Pronto el dolor cedió su sitio a un placer extraordinario, sentirte lleno de algo cálido, duro, fuerte, un ariete de carne que me barrenaba hasta muy adentro. Alfredo comenzó un metisaca, primero suave, después más y más acelerado, y a cada embate me parecía que me la iba a sacar por la boca, cada vez parecía entrar un poco más dentro en el recóndito agujero de mi culo. Noté que algo me chorreaba por las mejillas, y me di cuenta que era mi propia baba, que se me caía a borbotones con aquella gozosa enculada. Por fin, Alfredo aumentó el volumen de sus gemidos, y no tardó en regarme las entrañas con aquella leche espesa. No había terminado aún, cuando le pedí que se saliera, y, por signos (era incapaz de hablar, de la excitación), hice que me metiera el rabo, aún duro, en la boca, donde saboreé buena parte de aquel exquisito semen.

Nos duchamos de nuevo, y yo al menos tuve que hacer un gran esfuerzo para no meterme en su cubículo y mamarle el carajo de nuevo.

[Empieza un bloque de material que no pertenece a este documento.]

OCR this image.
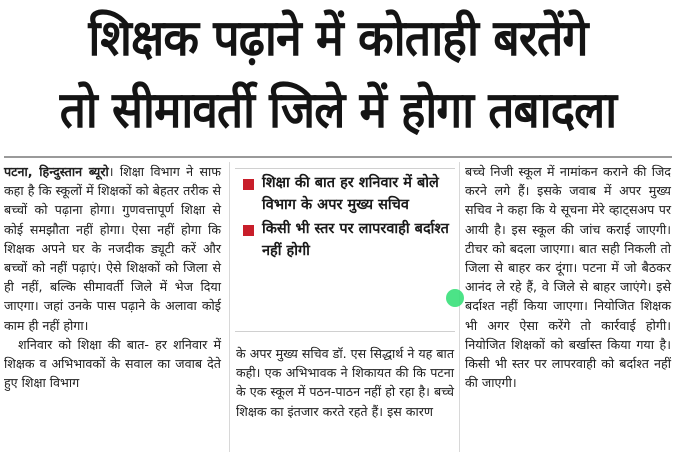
शिक्षक पढ़ाने में कोताही बरतेंगे
तो सीमावर्ती जिले में होगा तबादला

पटना, हिन्दुस्तान ब्यूरो। शिक्षा विभाग ने साफ कहा है कि स्कूलों में शिक्षकों को बेहतर तरीक से बच्चों को पढ़ाना होगा। गुणवत्तापूर्ण शिक्षा से कोई समझौता नहीं होगा। ऐसा नहीं होगा कि शिक्षक अपने घर के नजदीक ड्यूटी करें और बच्चों को नहीं पढ़ाएं। ऐसे शिक्षकों को जिला से ही नहीं, बल्कि सीमावर्ती जिले में भेज दिया जाएगा। जहां उनके पास पढ़ाने के अलावा कोई काम ही नहीं होगा।

शनिवार को शिक्षा की बात- हर शनिवार में शिक्षक व अभिभावकों के सवाल का जवाब देते हुए शिक्षा विभाग

शिक्षा की बात हर शनिवार में बोले विभाग के अपर मुख्य सचिव
किसी भी स्तर पर लापरवाही बर्दाश्त नहीं होगी

के अपर मुख्य सचिव डॉ. एस सिद्धार्थ ने यह बात कही। एक अभिभावक ने शिकायत की कि पटना के एक स्कूल में पठन-पाठन नहीं हो रहा है। बच्चे शिक्षक का इंतजार करते रहते हैं। इस कारण

बच्चे निजी स्कूल में नामांकन कराने की जिद करने लगे हैं। इसके जवाब में अपर मुख्य सचिव ने कहा कि ये सूचना मेरे व्हाट्सअप पर आयी है। इस स्कूल की जांच कराई जाएगी। टीचर को बदला जाएगा। बात सही निकली तो जिला से बाहर कर दूंगा। पटना में जो बैठकर आनंद ले रहे हैं, वे जिले से बाहर जाएंगे। इसे बर्दाश्त नहीं किया जाएगा। नियोजित शिक्षक भी अगर ऐसा करेंगे तो कार्रवाई होगी। नियोजित शिक्षकों को बर्खास्त किया गया है। किसी भी स्तर पर लापरवाही को बर्दाश्त नहीं की जाएगी।
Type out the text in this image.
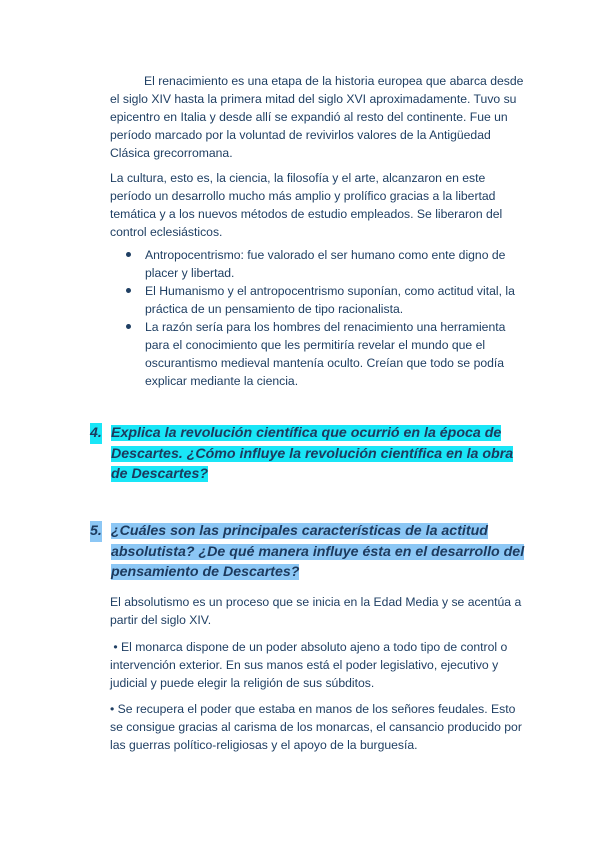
El renacimiento es una etapa de la historia europea que abarca desde el siglo XIV hasta la primera mitad del siglo XVI aproximadamente. Tuvo su epicentro en Italia y desde allí se expandió al resto del continente. Fue un período marcado por la voluntad de revivirlos valores de la Antigüedad Clásica grecorromana.

La cultura, esto es, la ciencia, la filosofía y el arte, alcanzaron en este período un desarrollo mucho más amplio y prolífico gracias a la libertad temática y a los nuevos métodos de estudio empleados. Se liberaron del control eclesiásticos.

Antropocentrismo: fue valorado el ser humano como ente digno de placer y libertad.
El Humanismo y el antropocentrismo suponían, como actitud vital, la práctica de un pensamiento de tipo racionalista.
La razón sería para los hombres del renacimiento una herramienta para el conocimiento que les permitiría revelar el mundo que el oscurantismo medieval mantenía oculto. Creían que todo se podía explicar mediante la ciencia.
4. Explica la revolución científica que ocurrió en la época de Descartes. ¿Cómo influye la revolución científica en la obra de Descartes?
5. ¿Cuáles son las principales características de la actitud absolutista? ¿De qué manera influye ésta en el desarrollo del pensamiento de Descartes?

El absolutismo es un proceso que se inicia en la Edad Media y se acentúa a partir del siglo XIV.

• El monarca dispone de un poder absoluto ajeno a todo tipo de control o intervención exterior. En sus manos está el poder legislativo, ejecutivo y judicial y puede elegir la religión de sus súbditos.

• Se recupera el poder que estaba en manos de los señores feudales. Esto se consigue gracias al carisma de los monarcas, el cansancio producido por las guerras político-religiosas y el apoyo de la burguesía.
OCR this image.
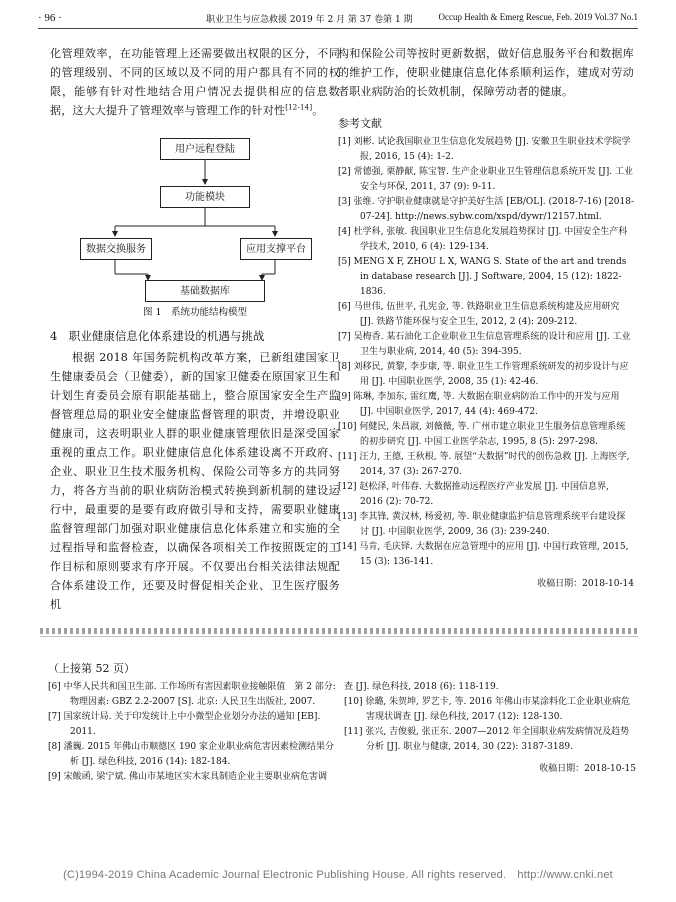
· 96 ·	职业卫生与应急救援 2019 年 2 月 第 37 卷第 1 期	Occup Health & Emerg Rescue, Feb. 2019 Vol.37 No.1

化管理效率，在功能管理上还需要做出权限的区分，不同的管理级别、不同的区域以及不同的用户都具有不同的权限，能够有针对性地结合用户情况去提供相应的信息数据，这大大提升了管理效率与管理工作的针对性[12-14]。

用户远程登陆
功能模块
数据交换服务	应用支撑平台
基础数据库
图 1　系统功能结构模型
4　职业健康信息化体系建设的机遇与挑战

根据 2018 年国务院机构改革方案，已新组建国家卫生健康委员会（卫健委），新的国家卫健委在原国家卫生和计划生育委员会原有职能基础上，整合原国家安全生产监督管理总局的职业安全健康监督管理的职责，并增设职业健康司，这表明职业人群的职业健康管理依旧是深受国家重视的重点工作。职业健康信息化体系建设离不开政府、企业、职业卫生技术服务机构、保险公司等多方的共同努力，将各方当前的职业病防治模式转换到新机制的建设运行中，最重要的是要有政府做引导和支持，需要职业健康监督管理部门加强对职业健康信息化体系建立和实施的全过程指导和监督检查，以确保各项相关工作按照既定的工作目标和原则要求有序开展。不仅要出台相关法律法规配合体系建设工作，还要及时督促相关企业、卫生医疗服务机

构和保险公司等按时更新数据，做好信息服务平台和数据库的维护工作，使职业健康信息化体系顺利运作，建成对劳动者职业病防治的长效机制，保障劳动者的健康。

参考文献
[1] 刘彬. 试论我国职业卫生信息化发展趋势 [J]. 安徽卫生职业技术学院学报, 2016, 15 (4): 1-2.
[2] 常德强, 栗静献, 陈宝智. 生产企业职业卫生管理信息系统开发 [J]. 工业安全与环保, 2011, 37 (9): 9-11.
[3] 张维. 守护职业健康就是守护美好生活 [EB/OL]. (2018-7-16) [2018-07-24]. http://news.sybw.com/xspd/dywr/12157.html.
[4] 杜学科, 张敏. 我国职业卫生信息化发展趋势探讨 [J]. 中国安全生产科学技术, 2010, 6 (4): 129-134.
[5] MENG X F, ZHOU L X, WANG S. State of the art and trends in database research [J]. J Software, 2004, 15 (12): 1822-1836.
[6] 马世伟, 伍世平, 孔宪金, 等. 铁路职业卫生信息系统构建及应用研究 [J]. 铁路节能环保与安全卫生, 2012, 2 (4): 209-212.
[7] 吴梅香. 某石油化工企业职业卫生信息管理系统的设计和应用 [J]. 工业卫生与职业病, 2014, 40 (5): 394-395.
[8] 刘移民, 黄黎, 李步康, 等. 职业卫生工作管理系统研发的初步设计与应用 [J]. 中国职业医学, 2008, 35 (1): 42-46.
[9] 陈琳, 李加东, 雷红鹰, 等. 大数据在职业病防治工作中的开发与应用 [J]. 中国职业医学, 2017, 44 (4): 469-472.
[10] 何健民, 朱昌淑, 刘薇薇, 等. 广州市建立职业卫生服务信息管理系统的初步研究 [J]. 中国工业医学杂志, 1995, 8 (5): 297-298.
[11] 汪力, 王德, 王秋根, 等. 展望“大数据”时代的创伤急救 [J]. 上海医学, 2014, 37 (3): 267-270.
[12] 赵松泽, 叶伟春. 大数据推动远程医疗产业发展 [J]. 中国信息界, 2016 (2): 70-72.
[13] 李其锋, 黄汉林, 杨爱初, 等. 职业健康监护信息管理系统平台建设探讨 [J]. 中国职业医学, 2009, 36 (3): 239-240.
[14] 马肯, 毛庆铎. 大数据在应急管理中的应用 [J]. 中国行政管理, 2015, 15 (3): 136-141.
收稿日期：2018-10-14
（上接第 52 页）
[6] 中华人民共和国卫生部. 工作场所有害因素职业接触限值　第 2 部分: 物理因素: GBZ 2.2-2007 [S]. 北京: 人民卫生出版社, 2007.
[7] 国家统计局. 关于印发统计上中小微型企业划分办法的通知 [EB]. 2011.
[8] 潘巍. 2015 年佛山市顺德区 190 家企业职业病危害因素检测结果分析 [J]. 绿色科技, 2016 (14): 182-184.
[9] 宋鲅函, 梁宁斌. 佛山市某地区实木家具制造企业主要职业病危害调
查 [J]. 绿色科技, 2018 (6): 118-119.
[10] 徐璐, 朱贺坤, 罗艺卡, 等. 2016 年佛山市某涂料化工企业职业病危害现状调查 [J]. 绿色科技, 2017 (12): 128-130.
[11] 张兴, 吉俊毅, 张正东. 2007—2012 年全国职业病发病情况及趋势分析 [J]. 职业与健康, 2014, 30 (22): 3187-3189.
收稿日期：2018-10-15
(C)1994-2019 China Academic Journal Electronic Publishing House. All rights reserved.　http://www.cnki.net
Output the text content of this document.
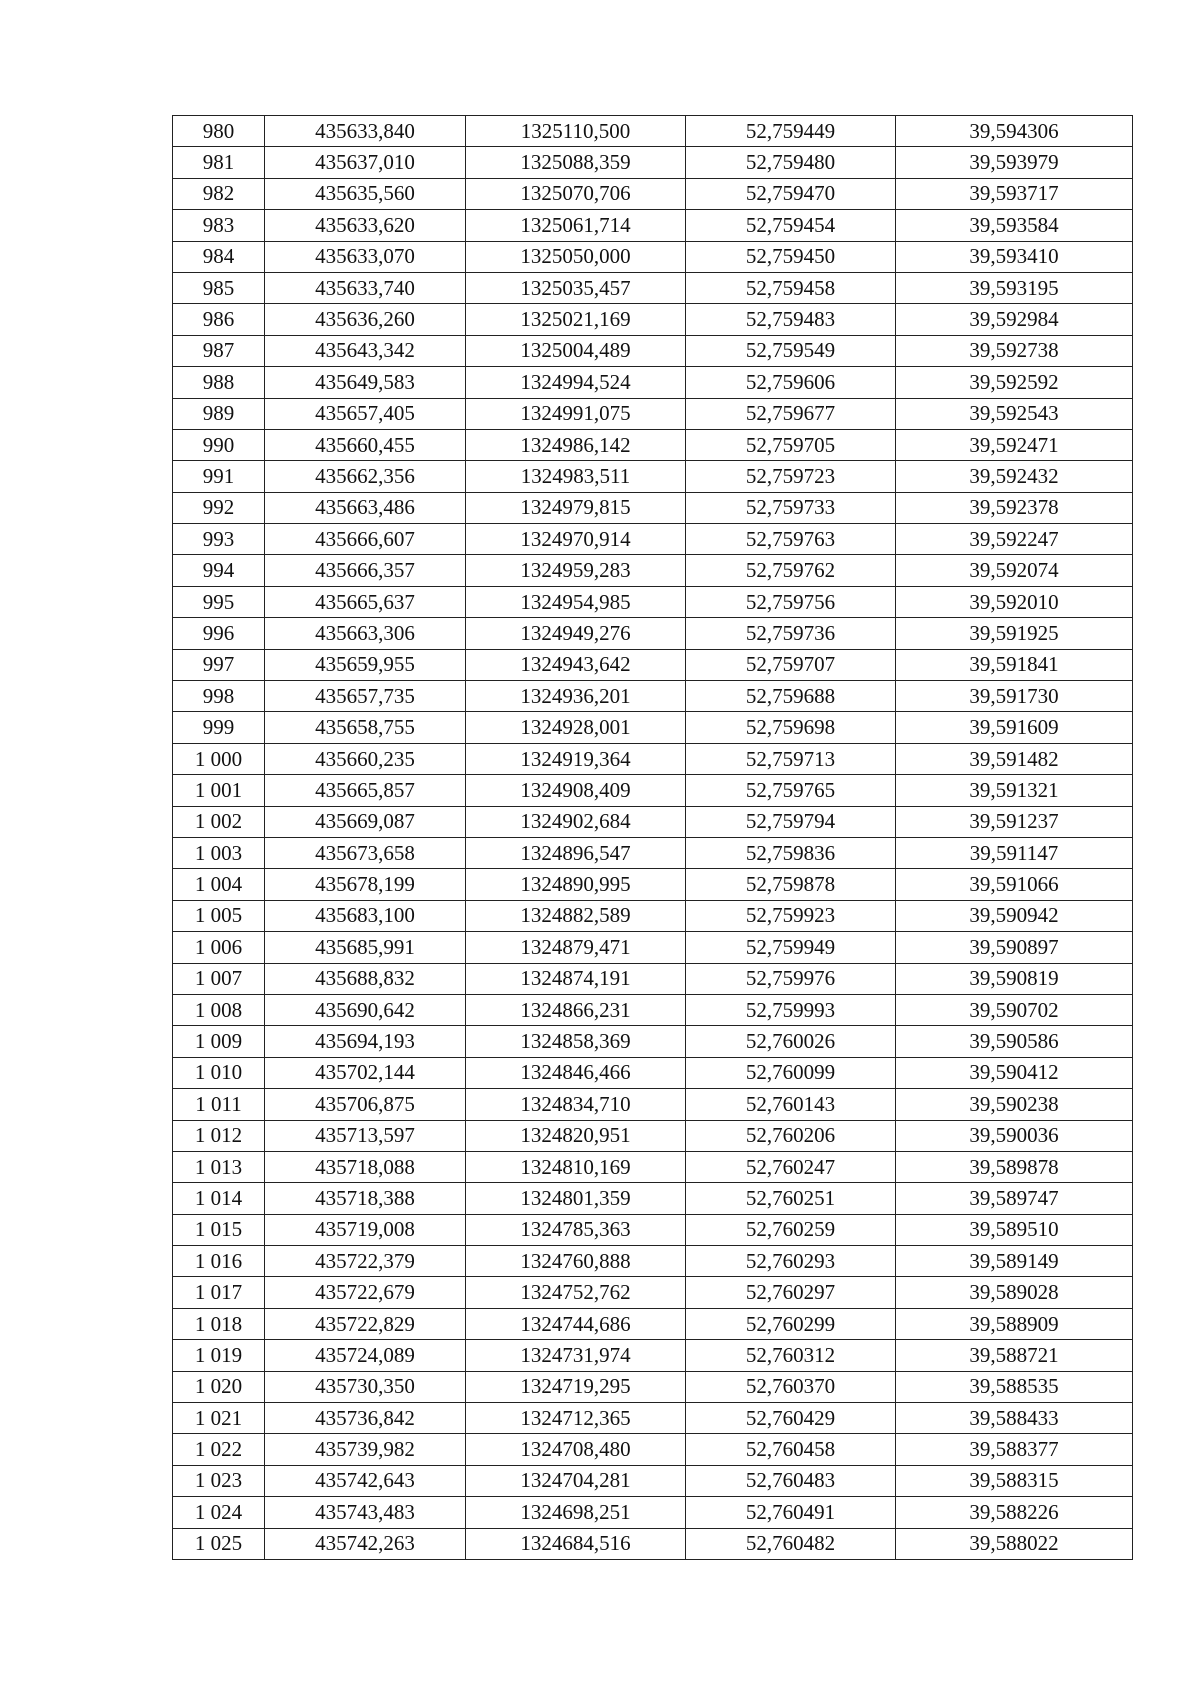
980	435633,840	1325110,500	52,759449	39,594306
981	435637,010	1325088,359	52,759480	39,593979
982	435635,560	1325070,706	52,759470	39,593717
983	435633,620	1325061,714	52,759454	39,593584
984	435633,070	1325050,000	52,759450	39,593410
985	435633,740	1325035,457	52,759458	39,593195
986	435636,260	1325021,169	52,759483	39,592984
987	435643,342	1325004,489	52,759549	39,592738
988	435649,583	1324994,524	52,759606	39,592592
989	435657,405	1324991,075	52,759677	39,592543
990	435660,455	1324986,142	52,759705	39,592471
991	435662,356	1324983,511	52,759723	39,592432
992	435663,486	1324979,815	52,759733	39,592378
993	435666,607	1324970,914	52,759763	39,592247
994	435666,357	1324959,283	52,759762	39,592074
995	435665,637	1324954,985	52,759756	39,592010
996	435663,306	1324949,276	52,759736	39,591925
997	435659,955	1324943,642	52,759707	39,591841
998	435657,735	1324936,201	52,759688	39,591730
999	435658,755	1324928,001	52,759698	39,591609
1 000	435660,235	1324919,364	52,759713	39,591482
1 001	435665,857	1324908,409	52,759765	39,591321
1 002	435669,087	1324902,684	52,759794	39,591237
1 003	435673,658	1324896,547	52,759836	39,591147
1 004	435678,199	1324890,995	52,759878	39,591066
1 005	435683,100	1324882,589	52,759923	39,590942
1 006	435685,991	1324879,471	52,759949	39,590897
1 007	435688,832	1324874,191	52,759976	39,590819
1 008	435690,642	1324866,231	52,759993	39,590702
1 009	435694,193	1324858,369	52,760026	39,590586
1 010	435702,144	1324846,466	52,760099	39,590412
1 011	435706,875	1324834,710	52,760143	39,590238
1 012	435713,597	1324820,951	52,760206	39,590036
1 013	435718,088	1324810,169	52,760247	39,589878
1 014	435718,388	1324801,359	52,760251	39,589747
1 015	435719,008	1324785,363	52,760259	39,589510
1 016	435722,379	1324760,888	52,760293	39,589149
1 017	435722,679	1324752,762	52,760297	39,589028
1 018	435722,829	1324744,686	52,760299	39,588909
1 019	435724,089	1324731,974	52,760312	39,588721
1 020	435730,350	1324719,295	52,760370	39,588535
1 021	435736,842	1324712,365	52,760429	39,588433
1 022	435739,982	1324708,480	52,760458	39,588377
1 023	435742,643	1324704,281	52,760483	39,588315
1 024	435743,483	1324698,251	52,760491	39,588226
1 025	435742,263	1324684,516	52,760482	39,588022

Ya en la calle, Alfredo me confesó que yo también le había gustado desde el principio, y que también, hasta que me conoció, había creído que era heterosexual; sin embargo, no tenía idea de que a mí me ocurría prácticamente lo mismo que a él. Desde ese día, vamos juntos a todas partes, y en cuanto se nos presenta la ocasión, nos damos placer el uno al otro. Hemos follado en los aseos de unos grandes almacenes, en el cine (qué erótico es situarte en la última fila, como los novios, y hacerle una mamada a tu amante mientras todo el mundo mira hacia la pantalla, sin tener ni idea de que, a escasos metros, hay un tío con un nabo metido en la boca...), en el campo, cuando fuimos de excursión, e incluso en la playa. Aparte, por supuesto, de en su casa o en la mía, en nuestras habitaciones, cuando teóricamente estamos estudiando y, por tanto, nadie de nuestras familias osa entrar en ellas. He aprendido a amar ese nabo delicioso y enorme, he aprendido a tragármelo entero, a saborear la lefa cuya exclusiva tengo, a chuparle el agujero del culo hasta meterle la lengua entera en ese erótico agujero, a que me atraviese con su mástil de carne.